Je suis bonne pour «crisser mon camp». Des fois, je me réveille et je me rends compte que les murs qui m’entourent ne sont plus ceux que je veux voir. Ou que la personne sur l’oreiller, à côté de moi, n’est plus celle que j’aime. Ou que la femme que je suis devenue me déplaît. Dans ce temps-là, je n’ai aucune difficulté à abandonner ce que j’aimais pourtant la veille. Je peux me refaire une vie en moins de deux! Une identité, s’il le faut… Je suis soit très libre, soit très problématique. En fait, je me bats rarement pour retrouver ce qui m’emballait. Je fuis au lieu de bâtir, convaincue que, de toute manière, tout est éphémère.

La littérature scientifique montre que perdre un parent à un jeune âge peut causer des problèmes d’attachement. Je pourrais facilement me réfugier derrière la mort de mon père pour justifier les nombreuses fois où j’ai quitté un monde, du jour au lendemain. Mais la vérité, c’est que le surplace me terrifie. Ça, et le fait que je suis assez égoïste pour accepter de passer en coup de vent dans un projet, un cœur ou même une vie.

La vérité, c’est que j’apprends chaque jour à dompter ma pulsion d’évasion. J’essaie maintenant très fort de considérer les autres et de ne pas être aveuglée par mon seul bien-être. Je tente de découvrir les vertus de la patience, de la réconciliation, du dévouement. Du long terme… Et je m’améliore, pour de vrai. Je m’impressionne, même! J’aime croire que je suis rendue une adulte stable, presque.

Le problème, c’est que plus je m’investis, plus les départs sont douloureux. C’est le désavantage d’accepter de prendre racine. À partir du moment où on se dépose pleinement dans un milieu, il faut une mer de volonté pour faire ses valises. La séparation, jadis si simple et instinctive, soudain, devient prenante. Finie l’époque où on arrachait le pansement d’un coup. On y va millimètre par millimètre, à contrecœur. Parce que oui, des fois, notre cœur voudrait rester là où il est… Notre tête est heureuse, notre âme en paix, on s’épanouit! Le problème est ailleurs.
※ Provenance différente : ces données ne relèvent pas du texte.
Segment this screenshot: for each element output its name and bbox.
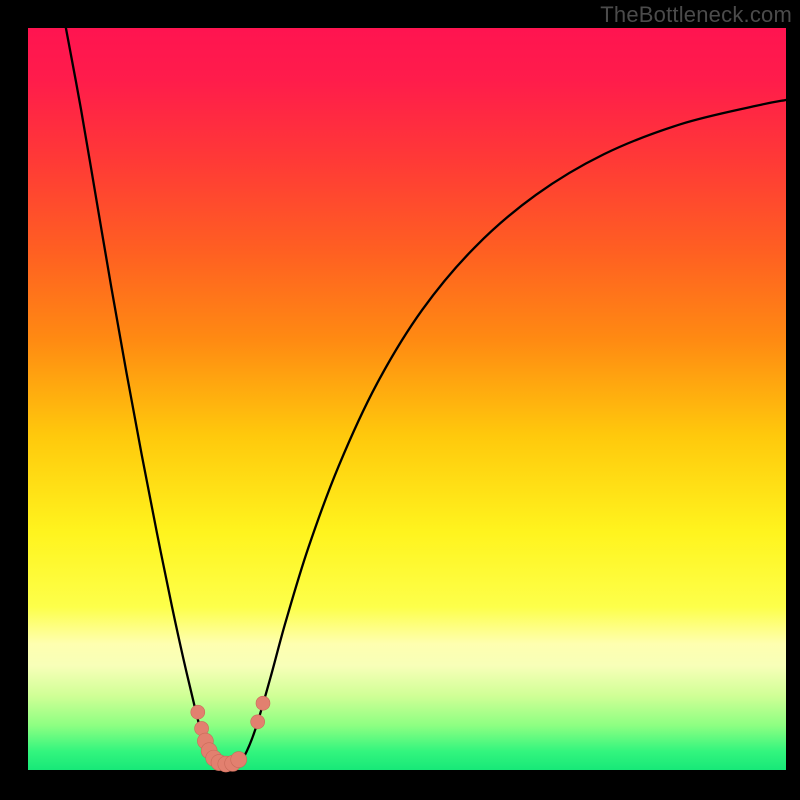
curve-marker [256,696,270,710]
gradient-plot-area [28,28,786,770]
watermark-text: TheBottleneck.com [600,2,792,28]
curve-marker [231,752,247,768]
curve-marker [191,705,205,719]
bottleneck-chart [0,0,800,800]
curve-marker [251,715,265,729]
chart-stage: TheBottleneck.com [0,0,800,800]
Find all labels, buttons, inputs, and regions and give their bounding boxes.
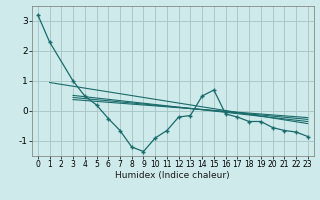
X-axis label: Humidex (Indice chaleur): Humidex (Indice chaleur) xyxy=(116,171,230,180)
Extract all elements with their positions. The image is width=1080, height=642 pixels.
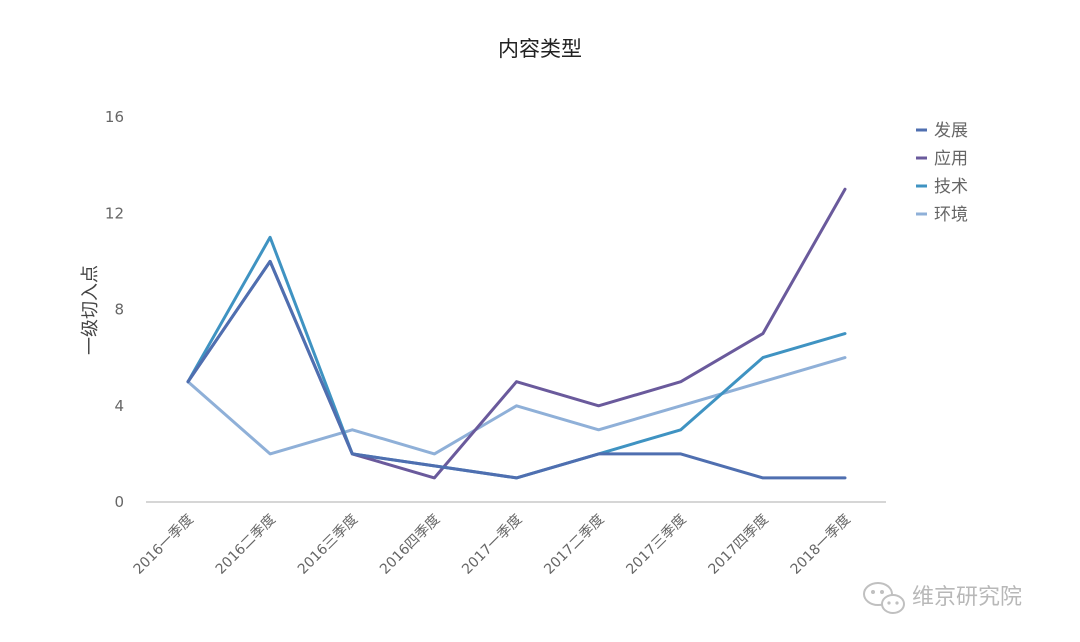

Voyez-vous, devenir une adulte responsable, dans mon cas, c’est aussi cumuler les contrats. C’est voir les tâches augmenter et c’est chercher à les honorer pleinement. C’est aimer chaque seconde passée à raconter des histoires, à réfléchir, à communiquer. Puis, c’est, éventuellement, devoir faire des choix…

Ma cour déborde. Je voudrais garder tout ce qu’il y a dedans, mais ce serait une très mauvaise idée sur le plan de ma qualité de vie, de la qualité de mon travail et de la quantité de caresses quotidiennes que je veux accorder à mon chat.

Je vais devoir fuir, encore une fois. Mais contrairement à bien des au revoir que j’ai déclenchés dans ma vie, là, je pars à reculons. J’ai adoré vous jaser et collaborer avec une équipe aussi créative que sensible. Je me suis sentie privilégiée à chaque numéro. Et aujourd’hui, je comprends à quel point les départs, bien que nécessaires, sont parfois déchirants…

Merci à ELLE Québec de m’avoir accueillie dans ses pages. Elles sont belles et elles sentent bon. Merci à vous de m’avoir accueillie dans votre vie. Vous êtes un lectorat infiniment bienveillant. Je vous promets que vous n’étiez pas qu’un coup de vent dans ma vie professionnelle.

À tout bientôt, j’espère!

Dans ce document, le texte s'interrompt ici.